To be “acceptable” to the masses, I’d argue that the act of implantation has be either minimally intrusive or heavily socialized, something along the lines of Communion or a Bar/Bat Mitzvah rather than a potentially traumatic medical procedure. What’s more, adherents need to be surrounded by other people with implants, need to grow up with the idea that to be modified is a normal part of life rather than an aberration.
There needs to be time to establish the faith.
And here’s where things get even more problematic. Major religious movements don’t pop up out of the ground overnight. Even new faiths take 5 to 10 years to catch on, and truly build up their influence and culture only over several decades.

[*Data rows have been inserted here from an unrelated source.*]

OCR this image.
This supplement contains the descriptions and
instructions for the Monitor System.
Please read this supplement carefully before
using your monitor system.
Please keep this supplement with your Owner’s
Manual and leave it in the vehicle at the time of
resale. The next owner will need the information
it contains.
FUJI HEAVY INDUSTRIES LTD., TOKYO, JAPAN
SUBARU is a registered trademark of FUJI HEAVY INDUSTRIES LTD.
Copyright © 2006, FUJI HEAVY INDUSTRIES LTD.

This creates an interesting paradox, because by its nature, a “cyber-church” is a creature very much attuned to the march of progress. The longer such a church exists, the greater the risk that its practices will be disrupted by technological advancements. What happens when more sophisticated cyberware becomes available, or mechanical prosthetics give way to “enhanced” organic devices? Will the true believers still stick to their decade-old augmentations while the cyber-heretics jump ship to the latest and greatest?
It’s hard to predict what would happen in these circumstances because there’s never been a significant religion intrinsically linked to a particular piece of technology. However, it’s hard to shake the feeling that any belief system built around cybernetics would essentially come with built-in expiration date, and a fairly short one at that.
So, how likely is all this?
To succinctly sum up a very long answer: not very. Transhumanist religious movements are probably an inevitability, but are more apt to be smaller, self-contained things until transhumanist views can gain large-scale global acceptance.
That said, if cheap cybernetics aren’t available, such groups might resort to crafting their own, especially if they’re less cyber-church and more cyber-cabal. The effect on the global prosthetics/augmentation market would be relatively limited, but there’s probably at least a few good stories to be mined from that conceit.